Interview mit Christian August
Christian August, auch bekannt unter dem Namen Kid Cash, stellt in seiner SMAC-Ausstellung die Erfahrung von großformatigen, abstrakten Bildwelten in den Vordergrund.
Nach seinen Anfängen in der Graffiti Szene Mitte der Neunziger zusammen mit der Künstlergruppe KLUB7, malt er zunehmend auf Leinwänden und stellt in Galerien aus. Inspirationsquelle sind für ihn die kleinen Momente und Zufälligkeiten im urbanen Alltag, aber auch Künstler wie Hans Arp und Henri Matisse, die durch ihre Auseinandersetzung mit Formen und Flächen ein neues Verständnis von abstrakter Kunst geschaffen haben.
Seine Kunst zeichnet sich mehrheitlich durch große Formate aus, denn diese sind es, die ihm Spontanität und Schnelligkeit in seiner Malweise ermöglichen, so wie er es von den Mauern der Stadt gewöhnt ist.
SMAC: Graffiti und Street Art haben in den letzten Jahren immer mehr an Popularität gewonnen, seit dem letztem Jahr gibt es sogar ein Street-Art-Museum in Berlin. Auch Du hast in der Graffiti-Szene angefangen. Woher rührt deiner Meinung nach das zunehmende Interesse für dieses Thema?
Christian August: Ich denke es hängt zum einen damit zusammen, dass die Szene älter wird. Die Graffiti-Maler der 70er Jahre in New York haben mittlerweile Enkelkinder. Das Interesse trägt sich natürlich in eine Gesellschaft rein. Ich selber bin jetzt 40 und habe vor 25 Jahren angefangen mit Graffiti. Ich glaube, dass das Verständnis dafür mit wächst. Die Kinder werden aufgeklärt und auch die Eltern sind vorurteilsfreier oder malen selber. Außerdem würde ich sagen, dass sich durch die Entwicklung vom Graffiti, über Street Art bis zur Urban Art ̶ alles was im urbanen Raum an Aktivitäten passiert, an Malereien, an Kommunikationen ̶ natürlich auch das Verständnis dafür gebessert oder aufgelockert hat. Es gibt nicht nur die Anti-Haltung der Gesellschaft, sondern viele Meinungen dazwischen, es gibt nicht nur das „häßliche Gekrakel“ und das „bunte, schöne Graffiti.
Dazu kommt, dass sich viele Künstler aus meiner Szene weiterentwickelt haben und in den letzten Jahren verstärkt auf Leinwand gemalt haben.
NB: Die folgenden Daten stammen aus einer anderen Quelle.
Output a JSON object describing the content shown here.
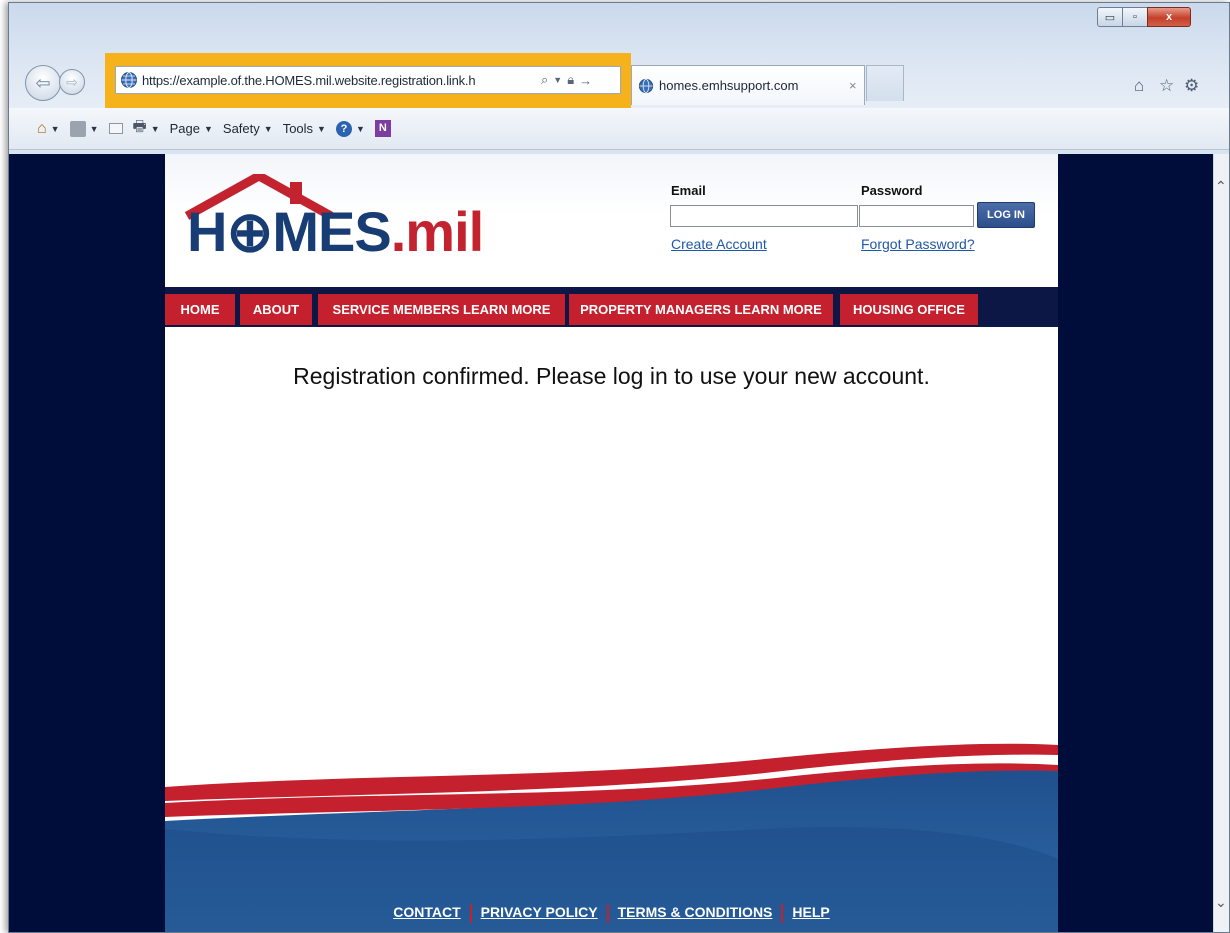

Und wir hinterfragen die Leinwand nicht als Medium. Das heißt wir wechseln direkt von außen, von der Wand, nach innen, zur Leinwand und machen unsere Arbeit transportabel und versuchen uns mit dem Innenraum zu arrangieren. Was ich jedoch gemerkt habe, ist, dass sich die Leinwand-Arbeiten vieler Künstler von ihren Arbeiten auf der Wand unterscheiden, weil das ein komplett anders zu verstehendes Medium ist.
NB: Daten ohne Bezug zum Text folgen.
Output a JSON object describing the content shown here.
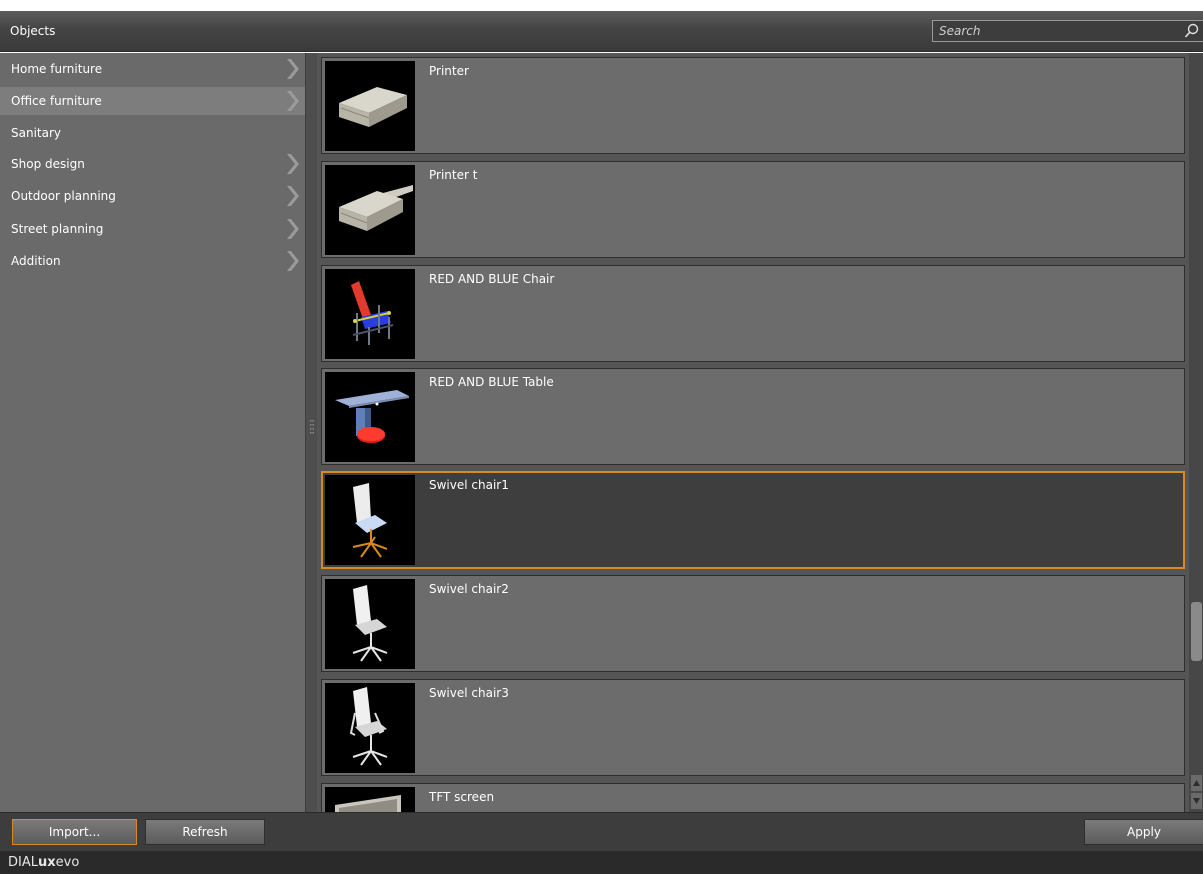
{
  "header": {
    "title": "Objects",
    "search_placeholder": "Search"
  },
  "sidebar": {
    "items": [
      {
        "label": "Home furniture",
        "has_children": true,
        "selected": false
      },
      {
        "label": "Office furniture",
        "has_children": true,
        "selected": true
      },
      {
        "label": "Sanitary",
        "has_children": false,
        "selected": false
      },
      {
        "label": "Shop design",
        "has_children": true,
        "selected": false
      },
      {
        "label": "Outdoor planning",
        "has_children": true,
        "selected": false
      },
      {
        "label": "Street planning",
        "has_children": true,
        "selected": false
      },
      {
        "label": "Addition",
        "has_children": true,
        "selected": false
      }
    ]
  },
  "objects": [
    {
      "label": "Printer",
      "thumbnail": "printer-icon",
      "selected": false
    },
    {
      "label": "Printer t",
      "thumbnail": "printer-icon",
      "selected": false
    },
    {
      "label": "RED AND BLUE Chair",
      "thumbnail": "red-blue-chair-icon",
      "selected": false
    },
    {
      "label": "RED AND BLUE Table",
      "thumbnail": "red-blue-table-icon",
      "selected": false
    },
    {
      "label": "Swivel chair1",
      "thumbnail": "swivel-chair-icon",
      "selected": true
    },
    {
      "label": "Swivel chair2",
      "thumbnail": "swivel-chair-icon",
      "selected": false
    },
    {
      "label": "Swivel chair3",
      "thumbnail": "swivel-chair-icon",
      "selected": false
    },
    {
      "label": "TFT screen",
      "thumbnail": "tft-screen-icon",
      "selected": false
    }
  ],
  "footer": {
    "import_label": "Import...",
    "refresh_label": "Refresh",
    "apply_label": "Apply"
  },
  "statusbar": {
    "brand_prefix": "DIAL",
    "brand_bold": "ux",
    "brand_suffix": "evo"
  },
  "colors": {
    "accent": "#d88a1e",
    "panel": "#6a6a6a",
    "selected_card": "#3e3e3e"
  }
}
Wann wurde dein Interesse an einem portablem Medium bzw. einer anderen Art von Kunst geweckt?
Das war ein schleichender Prozess. Schon während ich damals mit Grafitti begann, versuchte ich parallel auch Leinwände. Aber das war für mich lange Zeit kein vordergründiges Medium. Das Arbeiten auf der Wand war mit lange Zeit wichtiger und ich probierte wahnsinnig viel aus, malte bis heute über tausende Wände in städtischen Räumen.
Erst in den letzten Jahren wurde die Leinwand immer wichtiger für mich, weil ich auch in Galerien ausstellen wollte, um wiederum andere Leute mit meinen Arbeiten zu erreichen.
Gibt es bestimmte Buchstaben, die besonders für dich sind?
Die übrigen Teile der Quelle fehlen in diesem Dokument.